THE PURITANS
The most obvious difference between the Pilgrims and the Puritans is that the Puritans had no intention of breaking with the Anglican church.
The Puritans were nonconformists as were the Pilgrims, both of which refusing to accept an authority beyond that of the revealed word. But where with the Pilgrims this had translated into something closer to an egalitarian mode, the
"Puritans considered religion a very complex, subtle, and highly intellectual affair," and its leaders thus were highly trained scholars, whose education tended to translate into positions that were often authoritarian. There was a built-in hierarchism in this sense, but one which mostly reflected the age: "Very few Englishmen had yet broached the notion that a lackey was as good as a lord, or that any Tom, Dick, or Harry...could understand the Sermon on the Mount as well as a Master of Arts from Oxford, Cambridge, or Harvard" (Miller, I: 4, 14). Of course,
while the Puritan emphasis on scholarship did foster such class distinction, it nevertheless encouraged education among the whole of its group, and in fact demanded a level of learning and understanding in terms of salvation. Thomas Hooker stated in The Application of Redemption, "Its with an ignorant sinner in the midst of all means as with a sick man remaining in the Apothecaries shop, ful of choycest Medicines in the darkest night: ...because he cannot see what he takes, and how to use them, he may kill himself or encrease his distempers, but never cure any disease" (qtd. in Miller, I: 13).
Knowledge of Scripture and divinity, for the Puritans, was essential. This was an uncompromising attitude that characterized the Puritans' entry into New England, according to Perry Miller and Thomas H. Johnson, whose thematic anthology, The Puritans (1932, 1963), became a key text of revisionist historicism, standing as an influential corrective against the extreme anti-Puritanism of the early twentieth century. Following Samuel Eliot Morison, they noted that
the emphasis on education saw the establishment, survival, and flourishing of Harvard College--which survived only because the entire community was willing to support it, so that even the poor yeoman farmers "contributed their pecks of wheat" for the continued promise of a "literate ministry" (Miller, I: 14). And again, to their credit, Puritan leaders did not bolster the knowledge of its ministry simply to perpetuate the level of power of the ruling elite. A continuing goal was to further education among the laity, and so ensure that not only were the right and righteous ideas and understandings being held and expressed, but that the expressions were in fact messages received by a comprehending audience. An Act passed in Massachusetts in 1647 required "that every town of one hundred families or more should provide free common and grammar school instruction." Indeed, the first "Free Grammar School" was established in Boston in 1635, only five years after the Massachusetts Bay Colony was founded (Miller, II: 695-97). For all the accusations of superstition and narrow-mindedness, the Puritans could at least be said to have provided their own antidote in their system of schools. As John Cotton wrote in Christ the Fountaine of Life, "zeale is but a wilde-fire without knowledge" (qtd. in Miller, I: 22).

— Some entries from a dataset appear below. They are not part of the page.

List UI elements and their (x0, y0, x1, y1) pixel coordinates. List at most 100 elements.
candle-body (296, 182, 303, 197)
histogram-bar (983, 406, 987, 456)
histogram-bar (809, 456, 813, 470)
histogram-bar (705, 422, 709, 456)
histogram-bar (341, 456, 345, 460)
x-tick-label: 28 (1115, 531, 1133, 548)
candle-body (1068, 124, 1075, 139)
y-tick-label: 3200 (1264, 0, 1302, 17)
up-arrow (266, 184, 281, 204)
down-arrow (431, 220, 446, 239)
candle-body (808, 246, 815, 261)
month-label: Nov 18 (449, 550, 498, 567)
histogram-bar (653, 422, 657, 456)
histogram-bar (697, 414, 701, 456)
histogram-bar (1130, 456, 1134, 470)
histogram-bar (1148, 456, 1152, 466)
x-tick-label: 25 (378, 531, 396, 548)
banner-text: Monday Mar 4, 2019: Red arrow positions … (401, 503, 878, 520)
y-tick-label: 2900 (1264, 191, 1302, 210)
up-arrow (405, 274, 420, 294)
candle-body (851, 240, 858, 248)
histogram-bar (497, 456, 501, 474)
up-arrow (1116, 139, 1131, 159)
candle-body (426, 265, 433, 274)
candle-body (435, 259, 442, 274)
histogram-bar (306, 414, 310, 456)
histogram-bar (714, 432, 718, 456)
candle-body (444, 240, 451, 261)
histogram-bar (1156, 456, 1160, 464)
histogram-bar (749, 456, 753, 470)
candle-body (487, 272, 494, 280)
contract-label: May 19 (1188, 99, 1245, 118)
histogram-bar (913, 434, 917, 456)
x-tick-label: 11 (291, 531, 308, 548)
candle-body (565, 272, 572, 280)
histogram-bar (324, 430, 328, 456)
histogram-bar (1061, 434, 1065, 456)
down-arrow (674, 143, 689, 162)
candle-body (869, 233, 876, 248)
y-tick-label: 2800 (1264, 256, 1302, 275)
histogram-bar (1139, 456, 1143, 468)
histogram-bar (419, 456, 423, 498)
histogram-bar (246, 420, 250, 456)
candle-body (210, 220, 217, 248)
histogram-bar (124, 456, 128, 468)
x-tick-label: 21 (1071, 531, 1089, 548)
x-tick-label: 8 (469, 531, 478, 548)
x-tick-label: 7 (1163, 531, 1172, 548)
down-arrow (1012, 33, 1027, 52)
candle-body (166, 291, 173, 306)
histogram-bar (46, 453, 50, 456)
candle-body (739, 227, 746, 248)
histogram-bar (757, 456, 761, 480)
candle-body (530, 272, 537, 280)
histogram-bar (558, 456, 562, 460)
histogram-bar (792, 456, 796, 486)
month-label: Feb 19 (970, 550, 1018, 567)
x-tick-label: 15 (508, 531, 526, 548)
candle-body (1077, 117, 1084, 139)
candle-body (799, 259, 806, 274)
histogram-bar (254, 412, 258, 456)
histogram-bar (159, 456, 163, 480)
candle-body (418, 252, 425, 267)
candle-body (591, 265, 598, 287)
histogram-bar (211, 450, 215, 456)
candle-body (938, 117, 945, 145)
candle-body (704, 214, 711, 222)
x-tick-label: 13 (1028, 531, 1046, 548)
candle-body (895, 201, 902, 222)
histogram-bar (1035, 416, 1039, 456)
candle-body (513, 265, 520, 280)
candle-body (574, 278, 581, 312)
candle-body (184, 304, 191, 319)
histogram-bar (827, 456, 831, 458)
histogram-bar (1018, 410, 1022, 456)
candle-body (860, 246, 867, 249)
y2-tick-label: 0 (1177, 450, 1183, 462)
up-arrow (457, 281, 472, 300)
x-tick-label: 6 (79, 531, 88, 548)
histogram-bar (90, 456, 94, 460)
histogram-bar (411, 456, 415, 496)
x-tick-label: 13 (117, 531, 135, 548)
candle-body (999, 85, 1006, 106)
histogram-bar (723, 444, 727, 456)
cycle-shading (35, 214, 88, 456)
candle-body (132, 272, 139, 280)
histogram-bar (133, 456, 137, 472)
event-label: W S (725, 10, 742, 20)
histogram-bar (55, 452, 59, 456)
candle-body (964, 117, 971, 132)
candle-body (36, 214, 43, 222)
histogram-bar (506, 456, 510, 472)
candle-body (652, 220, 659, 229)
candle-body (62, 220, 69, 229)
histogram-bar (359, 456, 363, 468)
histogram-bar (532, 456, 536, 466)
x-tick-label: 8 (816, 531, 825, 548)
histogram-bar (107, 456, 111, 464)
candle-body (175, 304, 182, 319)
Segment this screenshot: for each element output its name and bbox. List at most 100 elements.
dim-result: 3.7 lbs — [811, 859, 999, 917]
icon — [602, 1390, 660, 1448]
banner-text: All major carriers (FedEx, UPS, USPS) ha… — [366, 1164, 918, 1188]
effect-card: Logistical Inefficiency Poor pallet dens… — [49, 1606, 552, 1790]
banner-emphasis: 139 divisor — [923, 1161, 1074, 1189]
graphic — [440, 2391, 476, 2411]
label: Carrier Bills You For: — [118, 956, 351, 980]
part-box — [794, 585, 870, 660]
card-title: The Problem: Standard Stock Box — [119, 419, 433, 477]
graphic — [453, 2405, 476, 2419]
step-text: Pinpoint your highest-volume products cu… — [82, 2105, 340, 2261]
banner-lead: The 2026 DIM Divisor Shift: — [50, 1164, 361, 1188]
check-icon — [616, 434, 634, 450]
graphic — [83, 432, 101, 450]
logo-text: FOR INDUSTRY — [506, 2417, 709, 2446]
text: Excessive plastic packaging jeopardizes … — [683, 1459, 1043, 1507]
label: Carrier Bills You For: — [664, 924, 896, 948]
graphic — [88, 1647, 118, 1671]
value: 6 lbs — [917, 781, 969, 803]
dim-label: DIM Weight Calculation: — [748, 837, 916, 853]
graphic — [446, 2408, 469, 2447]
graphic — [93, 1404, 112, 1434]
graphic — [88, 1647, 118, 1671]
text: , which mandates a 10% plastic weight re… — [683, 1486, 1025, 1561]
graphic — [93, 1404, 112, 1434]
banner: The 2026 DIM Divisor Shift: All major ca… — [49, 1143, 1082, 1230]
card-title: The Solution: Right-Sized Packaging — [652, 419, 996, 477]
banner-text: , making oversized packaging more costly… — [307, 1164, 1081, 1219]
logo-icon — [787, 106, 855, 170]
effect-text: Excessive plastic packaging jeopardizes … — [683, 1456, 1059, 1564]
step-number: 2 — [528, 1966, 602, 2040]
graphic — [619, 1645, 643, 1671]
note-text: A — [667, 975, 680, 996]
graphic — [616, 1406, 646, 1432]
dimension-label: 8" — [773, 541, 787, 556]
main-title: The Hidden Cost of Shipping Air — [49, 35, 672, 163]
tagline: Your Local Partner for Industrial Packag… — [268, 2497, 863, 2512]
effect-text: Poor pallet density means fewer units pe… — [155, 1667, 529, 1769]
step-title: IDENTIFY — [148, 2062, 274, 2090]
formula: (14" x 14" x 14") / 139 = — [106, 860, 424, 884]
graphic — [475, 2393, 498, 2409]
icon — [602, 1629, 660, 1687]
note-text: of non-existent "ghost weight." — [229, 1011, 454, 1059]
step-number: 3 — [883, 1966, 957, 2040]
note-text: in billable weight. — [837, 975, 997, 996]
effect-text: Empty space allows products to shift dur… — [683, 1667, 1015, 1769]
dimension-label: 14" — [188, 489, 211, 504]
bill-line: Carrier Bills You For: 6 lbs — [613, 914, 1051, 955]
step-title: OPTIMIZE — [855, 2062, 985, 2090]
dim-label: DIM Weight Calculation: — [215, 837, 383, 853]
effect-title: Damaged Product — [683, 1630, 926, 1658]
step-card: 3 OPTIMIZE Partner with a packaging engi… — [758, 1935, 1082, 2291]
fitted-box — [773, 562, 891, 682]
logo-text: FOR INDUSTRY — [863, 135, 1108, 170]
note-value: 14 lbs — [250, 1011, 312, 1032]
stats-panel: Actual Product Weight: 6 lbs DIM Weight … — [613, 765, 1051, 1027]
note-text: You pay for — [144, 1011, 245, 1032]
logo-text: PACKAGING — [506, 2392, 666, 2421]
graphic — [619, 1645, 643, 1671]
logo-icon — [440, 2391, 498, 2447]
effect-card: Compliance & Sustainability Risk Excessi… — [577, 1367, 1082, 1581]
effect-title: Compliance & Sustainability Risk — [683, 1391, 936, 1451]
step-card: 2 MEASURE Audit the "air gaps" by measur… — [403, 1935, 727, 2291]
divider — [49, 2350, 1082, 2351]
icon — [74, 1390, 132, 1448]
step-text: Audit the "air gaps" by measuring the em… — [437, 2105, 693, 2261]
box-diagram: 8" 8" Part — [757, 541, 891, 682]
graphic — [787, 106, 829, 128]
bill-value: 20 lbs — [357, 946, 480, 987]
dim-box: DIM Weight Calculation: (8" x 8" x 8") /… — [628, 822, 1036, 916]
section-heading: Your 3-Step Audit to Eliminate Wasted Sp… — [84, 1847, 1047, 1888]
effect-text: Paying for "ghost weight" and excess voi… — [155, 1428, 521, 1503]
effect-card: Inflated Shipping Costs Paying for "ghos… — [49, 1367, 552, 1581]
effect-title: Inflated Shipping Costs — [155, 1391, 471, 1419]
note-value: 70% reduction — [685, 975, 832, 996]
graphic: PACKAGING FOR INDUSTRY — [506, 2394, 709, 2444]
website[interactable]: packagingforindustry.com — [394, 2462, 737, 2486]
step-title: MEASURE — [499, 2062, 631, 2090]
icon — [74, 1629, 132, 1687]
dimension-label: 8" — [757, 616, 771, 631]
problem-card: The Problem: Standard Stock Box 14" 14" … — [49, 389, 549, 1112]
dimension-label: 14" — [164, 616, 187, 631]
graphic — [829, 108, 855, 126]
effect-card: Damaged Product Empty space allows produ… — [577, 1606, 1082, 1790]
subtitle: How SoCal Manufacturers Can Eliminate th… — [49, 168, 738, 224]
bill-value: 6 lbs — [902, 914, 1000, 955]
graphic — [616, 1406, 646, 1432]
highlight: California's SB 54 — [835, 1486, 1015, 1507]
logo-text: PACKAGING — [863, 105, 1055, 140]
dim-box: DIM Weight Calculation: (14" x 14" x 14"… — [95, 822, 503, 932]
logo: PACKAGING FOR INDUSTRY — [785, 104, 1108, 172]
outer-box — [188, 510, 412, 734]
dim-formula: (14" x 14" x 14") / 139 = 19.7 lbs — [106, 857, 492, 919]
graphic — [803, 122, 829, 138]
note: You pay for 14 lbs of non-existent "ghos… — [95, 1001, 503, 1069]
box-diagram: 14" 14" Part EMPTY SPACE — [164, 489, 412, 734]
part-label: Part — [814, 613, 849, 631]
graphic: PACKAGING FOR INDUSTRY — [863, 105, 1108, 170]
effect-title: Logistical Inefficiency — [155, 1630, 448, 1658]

The Puritans who, in the 1560s, first began to be (contemptuously) referred to as such, were ardent reformers, seeking to bring the Church to a state of purity that would match Christianity as it had been in the time of Christ. This reform was to involve, depending upon which Puritan one asked, varying degrees of stripping away practices seen as residual "popery"--vestments, ceremony, and the like. But many of the ideas later associated strictly with the Puritans were not held only by them.
The Calvinist doctrine of predestination, with which Puritanism agreed, was held by the Pilgrims as well: both believed that the human state was one of sin and depravity; that after the Fall all but an elect group were irrevocably bound for hell; that, because God's knowledge and power was not limited by space or time, this group had always been elect. In other words, there was nothing one could do about the condition of one's soul but try to act as one would expect a heaven-bound soul to act.
As Perry Miller points out, they inherited Renaissance humanism just as they inherited the Reformation, and so held an interesting place for reason in their overall beliefs. The Puritan idea of "Covenant Theology" describes how "after the fall of man, God voluntarily condescended...to draw up a covenant or contract with His creature in which He laid down the terms and conditions of salvation, and pledged Himself to abide by them" (Miller, I: 58). The doctrine was not so much one of prescription as it was of explanation: it reasoned why certain people were saved and others were not, it gave the conditions against which one might measure up one's soul, and it ensured that God would abide by "human conceptions of right and justice"--"not in all aspects, but in the main" (Miller, I: 58). The religious agency for the individual Puritan was then located in intense introspection, in the attempt to come to an awareness of one's own spiritual state. As with the Pilgrims, the world, history, everything for the Puritan became a text to be interpreted. One could not expect all of God's actions to be limited by one's ideas of reason and justice, but one at least had a general sense, John Cotton's "essentiall wisdome," as guidance. And of course, one had the key, the basis of spiritual understanding, the foundational text and all-encompassing code, the Bible.